Summary: Study examines how video game players engage in their chosen game and how they respond to different motivations. For games with in-game purchasing features, the more rounds or levels a person plays, the more likely they are to spend on purchases.
Source: INFORMS
In the video game industry, the ability for gaming companies to track and respond to gamers’ post-purchase play opens up new opportunities to enhance gamer engagement and retention and increase video game revenue.
New research in the INFORMS journal Information Systems Research looks at gamer behavior and how to match their engagement level with different games to ensure they play more often and for longer periods of time.
The study, “‘Level Up’: Leveraging Skill and Engagement to Maximize Player Game-Play in Online Video Games,” conducted by Yan Huang of Carnegie Mellon University, and Stefanus Jasin and Puneet Manchanda, both of the University of Michigan, works to better match players with games to achieve these goals.
For games with in-game purchase features, the more rounds a player plays, the more the player is likely to spend on in-game purchases, leading to better revenue generation; for games with in-game display ads, the more rounds a player plays the more ads the player sees, which leads to higher click through numbers and higher revenue.

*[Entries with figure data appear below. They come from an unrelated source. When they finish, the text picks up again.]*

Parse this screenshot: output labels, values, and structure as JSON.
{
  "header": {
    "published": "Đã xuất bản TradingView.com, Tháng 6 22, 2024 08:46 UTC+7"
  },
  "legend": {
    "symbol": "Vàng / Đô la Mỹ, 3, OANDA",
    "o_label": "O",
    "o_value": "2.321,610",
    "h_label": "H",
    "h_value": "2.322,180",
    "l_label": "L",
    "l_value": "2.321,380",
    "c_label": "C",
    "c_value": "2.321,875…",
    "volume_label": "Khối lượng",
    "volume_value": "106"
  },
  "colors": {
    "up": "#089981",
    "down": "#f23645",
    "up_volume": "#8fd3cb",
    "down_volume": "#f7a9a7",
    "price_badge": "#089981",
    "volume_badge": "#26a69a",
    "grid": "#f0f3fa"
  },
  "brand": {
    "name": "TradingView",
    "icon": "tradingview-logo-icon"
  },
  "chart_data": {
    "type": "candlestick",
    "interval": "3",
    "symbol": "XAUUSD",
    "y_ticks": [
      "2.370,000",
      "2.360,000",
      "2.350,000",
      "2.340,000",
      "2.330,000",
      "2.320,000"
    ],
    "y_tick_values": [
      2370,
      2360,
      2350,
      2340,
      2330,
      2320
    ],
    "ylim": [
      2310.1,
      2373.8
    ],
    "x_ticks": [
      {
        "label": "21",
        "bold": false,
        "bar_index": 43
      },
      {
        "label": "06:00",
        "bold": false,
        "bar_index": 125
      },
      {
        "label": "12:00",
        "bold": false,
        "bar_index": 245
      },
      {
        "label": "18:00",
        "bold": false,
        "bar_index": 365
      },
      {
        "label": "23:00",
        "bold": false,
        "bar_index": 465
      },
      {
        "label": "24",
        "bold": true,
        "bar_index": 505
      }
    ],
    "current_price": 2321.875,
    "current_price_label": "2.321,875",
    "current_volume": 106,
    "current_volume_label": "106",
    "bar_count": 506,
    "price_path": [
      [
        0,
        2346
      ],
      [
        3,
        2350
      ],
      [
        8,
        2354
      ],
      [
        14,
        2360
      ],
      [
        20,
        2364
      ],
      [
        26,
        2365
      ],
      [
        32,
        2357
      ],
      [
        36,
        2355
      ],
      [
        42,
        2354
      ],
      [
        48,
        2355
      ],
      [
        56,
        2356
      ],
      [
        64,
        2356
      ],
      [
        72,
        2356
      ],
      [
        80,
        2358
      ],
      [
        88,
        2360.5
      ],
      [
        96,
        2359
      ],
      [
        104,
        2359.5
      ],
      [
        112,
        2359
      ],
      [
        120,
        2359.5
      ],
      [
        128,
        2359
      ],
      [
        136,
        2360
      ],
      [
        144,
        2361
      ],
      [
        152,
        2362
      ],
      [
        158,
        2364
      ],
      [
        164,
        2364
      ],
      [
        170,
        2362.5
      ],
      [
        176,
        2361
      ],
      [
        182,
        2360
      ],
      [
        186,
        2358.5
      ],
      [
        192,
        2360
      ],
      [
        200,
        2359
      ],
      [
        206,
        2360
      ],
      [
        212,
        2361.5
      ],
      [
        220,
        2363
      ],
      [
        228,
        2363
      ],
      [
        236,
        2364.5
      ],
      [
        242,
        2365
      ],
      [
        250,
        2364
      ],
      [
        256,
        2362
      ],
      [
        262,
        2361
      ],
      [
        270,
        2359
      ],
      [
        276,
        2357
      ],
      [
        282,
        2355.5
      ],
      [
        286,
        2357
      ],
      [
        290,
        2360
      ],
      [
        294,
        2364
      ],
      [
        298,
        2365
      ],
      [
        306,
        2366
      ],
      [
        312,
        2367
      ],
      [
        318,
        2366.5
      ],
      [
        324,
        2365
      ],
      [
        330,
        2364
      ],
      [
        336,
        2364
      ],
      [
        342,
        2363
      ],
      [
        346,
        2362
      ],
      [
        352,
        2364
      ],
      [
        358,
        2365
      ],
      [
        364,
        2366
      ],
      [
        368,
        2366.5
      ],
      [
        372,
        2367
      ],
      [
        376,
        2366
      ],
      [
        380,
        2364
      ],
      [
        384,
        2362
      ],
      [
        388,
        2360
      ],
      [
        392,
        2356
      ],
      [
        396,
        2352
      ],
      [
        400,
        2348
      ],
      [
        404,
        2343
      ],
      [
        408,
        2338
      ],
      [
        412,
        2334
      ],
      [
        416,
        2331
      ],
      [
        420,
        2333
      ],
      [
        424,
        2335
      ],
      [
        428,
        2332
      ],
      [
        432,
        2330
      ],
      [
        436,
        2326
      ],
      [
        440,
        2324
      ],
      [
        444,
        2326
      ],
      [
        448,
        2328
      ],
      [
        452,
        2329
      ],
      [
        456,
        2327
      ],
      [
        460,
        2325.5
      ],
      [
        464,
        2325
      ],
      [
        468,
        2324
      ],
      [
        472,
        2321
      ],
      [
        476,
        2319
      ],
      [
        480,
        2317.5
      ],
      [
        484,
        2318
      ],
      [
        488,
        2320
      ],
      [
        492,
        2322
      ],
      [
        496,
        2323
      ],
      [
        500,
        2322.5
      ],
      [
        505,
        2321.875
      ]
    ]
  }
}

For games without either, revenue is boosted because engaged players are likely to upgrade to the premium or next version of the game.
The researchers looked at data from 1,309 gamers’ playing history over 29 months from a major international video gaming company.
“We find that high, medium, and low engagement state gamers respond differently and have different motivators such as feelings of achievement or the need for a challenge,” said Huang, a professor in the Tepper School of Business at Carnegie Mellon University.
“Using our model, we learn the gamers’ current engagement state on the fly and exploit that to match the gamer to a round to maximize gameplay. By doing this we see an increase in game play between 4 and 8%,” said Jasin, a professor in the Ross School of Business at the University of Michigan.
What the researchers have found is that by considering player engagement state and their state-dependent motivation, it not only increases use, but also leads to increased revenue for gaming companies.
Challenges in the game positively impact gamers with low or medium engagement levels, but negatively affects players with high engagement. Players’ curiosity decreases over time, and therefore, tends to move toward the low engagement state. This happens faster for less engaged players.
“Our findings suggest varying game difficulty based on players’ engagement level. For multiplayer video games match players to game rounds with stronger or weaker players; single player games can track players’ game play activity to infer players’ engagement state and adjust the level of difficulty,” said Manchanda, a professor in the Ross School of Business at the University of Michigan. “We also suggest introducing surprises, such as new maps or game modes, to offset the decrease in player curiosity as players become familiar with the game.”
Source:
INFORMS
Media Contacts:
Ashley Smith – INFORMS
Image Source:
The image is in the public domain.
Original Research: Closed access
““Level Up”: Leveraging Skill and Engagement to Maximize Player Game-Play in Online Video Games”. Yan Huang, Stefanus Jasin, Puneet Manchanda.
Information Systems Research doi:10.1287/isre.2019.0839.
Abstract
“Level Up”: Leveraging Skill and Engagement to Maximize Player Game-Play in Online Video Games
We propose a novel two-stage data-analytic modeling approach combining theories, statistical analysis, and optimization techniques to model player engagement as a function of motivation to maximize customer game-play via matching in the large and growing online video game industry. In the first stage, we build a hidden Markov model (HMM) based on theories of customer engagement and gamer motivation to capture the evolution of gamers’ latent engagement state and state-dependent participation behavior. We then calibrate the HMM using a longitudinal data set, obtained from a major international video gaming company, that contains detailed information on 1,309 randomly sampled gamers’ playing histories over a period of 29 months comprising more than 700,000 unique game rounds. We find that high-, medium-, and low-engagement-state gamers respond differently to motivations, such as feelings of effectance and need for challenge. In the second stage, we use the results from the first stage to develop a matching algorithm that learns (infers) the gamer’s current engagement state “on the fly” and exploits that learning to match the gamer to a round to maximize game-play. Our algorithm increases gamer game-play volume and frequency by 4%–8% conservatively, leading to economically significant revenue gains for the company.